Strongin recounted a brief chronicle of her family’s struggle to save Henry’s life Thursday at a forum hosted by the Johns Hopkins Genetics and Public Policy Center. The center convened a diverse panel to discuss the ethical, social, political and scientific implications of PGD.
Henry was born with Fanconi anemia, a genetic disease that his parents had never heard about. Bone marrow transplants can help patients, but they are not necessarily cures.
FA is a recessive disorder that leads to bone marrow failure: if both parents carry a defect in the same FA gene, each of their children has a 25 percent chance of inheriting the defective gene from each parent. A child who inherits the gene from both parents gets the disease.
In PGD embryos developed outside the womb are tested for genetic abnormalities that cause serious disease before being transferred to a woman’s uterus, according to a report released by the center.
Like the Strongins, some families are choosing PGD to try to improve the quality of life for existing children or to avoid genetic diseases in babies. Other families are turning to this technology to choose the sex of their baby. Although it’s not possible now, soon PGD may make customizing traits a reality.
“Potential abuses should not prevent the thoughtful use of this technology,” Strongin said. “PGD should be allowed for life-saving technology.”
The panel of seven included Newt Gingrich, president of the Gingrich Group and former speaker of the House; John Podesta, president of the Center for American Progress and former Clinton chief of staff; and Bernadine Healy, a columnist, White House adviser and former president of the American Red Cross and former director of the National Institutes of Health.

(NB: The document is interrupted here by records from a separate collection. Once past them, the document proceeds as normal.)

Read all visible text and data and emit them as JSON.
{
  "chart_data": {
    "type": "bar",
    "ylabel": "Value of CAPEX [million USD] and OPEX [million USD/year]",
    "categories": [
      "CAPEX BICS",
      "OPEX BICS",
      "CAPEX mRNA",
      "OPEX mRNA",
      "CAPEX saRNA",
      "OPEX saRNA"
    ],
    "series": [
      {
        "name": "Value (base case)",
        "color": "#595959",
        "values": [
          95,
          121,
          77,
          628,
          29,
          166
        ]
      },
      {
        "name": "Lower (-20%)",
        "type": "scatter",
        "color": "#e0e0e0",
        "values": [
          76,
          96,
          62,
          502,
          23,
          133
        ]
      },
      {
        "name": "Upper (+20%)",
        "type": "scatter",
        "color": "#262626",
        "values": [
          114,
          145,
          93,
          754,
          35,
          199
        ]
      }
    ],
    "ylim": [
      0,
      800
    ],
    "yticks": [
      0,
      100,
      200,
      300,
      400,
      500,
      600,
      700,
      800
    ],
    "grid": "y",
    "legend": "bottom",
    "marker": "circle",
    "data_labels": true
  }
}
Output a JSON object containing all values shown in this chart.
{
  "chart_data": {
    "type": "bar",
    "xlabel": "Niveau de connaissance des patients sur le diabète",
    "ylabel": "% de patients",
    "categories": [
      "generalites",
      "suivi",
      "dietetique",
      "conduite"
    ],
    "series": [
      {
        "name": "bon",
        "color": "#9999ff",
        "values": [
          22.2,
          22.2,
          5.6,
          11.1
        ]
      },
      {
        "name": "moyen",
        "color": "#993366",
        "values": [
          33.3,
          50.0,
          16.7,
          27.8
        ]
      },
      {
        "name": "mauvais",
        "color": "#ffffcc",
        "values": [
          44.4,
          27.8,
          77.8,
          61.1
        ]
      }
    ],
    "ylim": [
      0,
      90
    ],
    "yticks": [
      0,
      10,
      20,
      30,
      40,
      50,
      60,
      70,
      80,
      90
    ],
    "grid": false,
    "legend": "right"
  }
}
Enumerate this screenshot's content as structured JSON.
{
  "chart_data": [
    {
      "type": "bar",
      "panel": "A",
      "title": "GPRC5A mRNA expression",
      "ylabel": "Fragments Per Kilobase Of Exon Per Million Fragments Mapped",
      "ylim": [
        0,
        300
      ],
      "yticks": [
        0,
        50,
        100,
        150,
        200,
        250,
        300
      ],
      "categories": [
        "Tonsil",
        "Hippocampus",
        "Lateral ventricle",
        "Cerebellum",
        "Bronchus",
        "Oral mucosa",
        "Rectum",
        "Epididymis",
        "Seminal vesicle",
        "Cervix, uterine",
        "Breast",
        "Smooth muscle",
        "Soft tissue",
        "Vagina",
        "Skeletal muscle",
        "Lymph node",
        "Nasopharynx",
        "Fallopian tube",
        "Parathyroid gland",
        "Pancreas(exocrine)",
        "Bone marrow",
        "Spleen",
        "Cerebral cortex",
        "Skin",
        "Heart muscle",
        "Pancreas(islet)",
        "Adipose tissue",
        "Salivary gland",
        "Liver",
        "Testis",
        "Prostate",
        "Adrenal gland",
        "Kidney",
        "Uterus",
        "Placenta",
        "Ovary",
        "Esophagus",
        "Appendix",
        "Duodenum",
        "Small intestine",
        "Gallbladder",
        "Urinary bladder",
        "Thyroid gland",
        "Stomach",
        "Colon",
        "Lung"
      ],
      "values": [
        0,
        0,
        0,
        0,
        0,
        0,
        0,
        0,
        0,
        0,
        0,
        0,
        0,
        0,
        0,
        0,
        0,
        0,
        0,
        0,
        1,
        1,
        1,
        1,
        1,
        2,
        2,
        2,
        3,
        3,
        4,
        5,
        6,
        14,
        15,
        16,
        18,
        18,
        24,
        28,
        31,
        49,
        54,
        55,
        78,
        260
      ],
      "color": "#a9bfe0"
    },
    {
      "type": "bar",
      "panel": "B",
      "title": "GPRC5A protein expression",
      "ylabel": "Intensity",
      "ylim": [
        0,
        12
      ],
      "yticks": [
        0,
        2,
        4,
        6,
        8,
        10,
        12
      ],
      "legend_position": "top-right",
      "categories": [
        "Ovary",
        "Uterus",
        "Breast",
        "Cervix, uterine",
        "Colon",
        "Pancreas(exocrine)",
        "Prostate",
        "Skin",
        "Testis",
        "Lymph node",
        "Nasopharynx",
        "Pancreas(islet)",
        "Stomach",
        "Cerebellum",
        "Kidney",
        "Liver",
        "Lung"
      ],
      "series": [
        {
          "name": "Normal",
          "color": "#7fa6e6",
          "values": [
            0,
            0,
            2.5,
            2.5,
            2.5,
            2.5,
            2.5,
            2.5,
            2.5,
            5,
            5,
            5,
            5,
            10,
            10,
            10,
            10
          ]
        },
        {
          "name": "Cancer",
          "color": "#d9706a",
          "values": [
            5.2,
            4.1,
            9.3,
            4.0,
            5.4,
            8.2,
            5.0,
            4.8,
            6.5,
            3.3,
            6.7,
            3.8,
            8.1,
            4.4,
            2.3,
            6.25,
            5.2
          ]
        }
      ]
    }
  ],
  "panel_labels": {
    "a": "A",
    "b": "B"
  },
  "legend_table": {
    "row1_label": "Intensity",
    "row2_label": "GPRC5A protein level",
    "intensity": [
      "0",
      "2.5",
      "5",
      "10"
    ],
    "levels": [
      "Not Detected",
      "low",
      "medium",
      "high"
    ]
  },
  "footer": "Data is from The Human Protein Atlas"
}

“I think we’re reminded to go back to Laurie’s story and review the context,” Podesta said. “I think the American people inductively get this stuff right.”
Gingrich said that society is in transition and practical decisions will have to be made, especially when it comes to designer babies.
“We had better be thinking through the ground rules,” Gingrich said. “If we don’t have some kind of larger regime, you will have 7-foot-9-inch people entering the Olympics.”
Cloning, genetic testing, embryo selection and other technologies are sparking ethical debate about social engineering, genetic tampering and human worth.
“We as a society have to really think about what it means to have a full and fulfilling life,” said Paul Miller, commissioner of the U.S. Equal Employment Opportunity Commission.
“Who decides that for the embryo is very much the question,” Miller said.
Amy Hall, assistant professor of theological ethics at Duke University, said she would advise parents to reconsider using PGD and instead adopt children already waiting for a home. Hall said that she knew her suggestion “might seem harsh,” but that faith, hope and love make that option feasible.
Much talk surrounding PGD also concerns the public’s right to chose.
“The minute you accept contraception, you’ve begun choosing,” Gingrich said.
“There is such a thing as choice in this country,” Healy said. Healy said that she honors the moral value of considering an embryo as a person, but this view can’t be imposed on all of society.
The center’s report addressed the accessibility of PGD. It requires in vitro fertilization, which costs $10,000 to $20,000. Adding PGD can bring the total to $12,500 to $16,000, the report said.
Congress has not explicitly authorized federal regulation of PGD. No state has enacted laws that directly address PGD. But some states have passed laws related to assisted reproductive technology.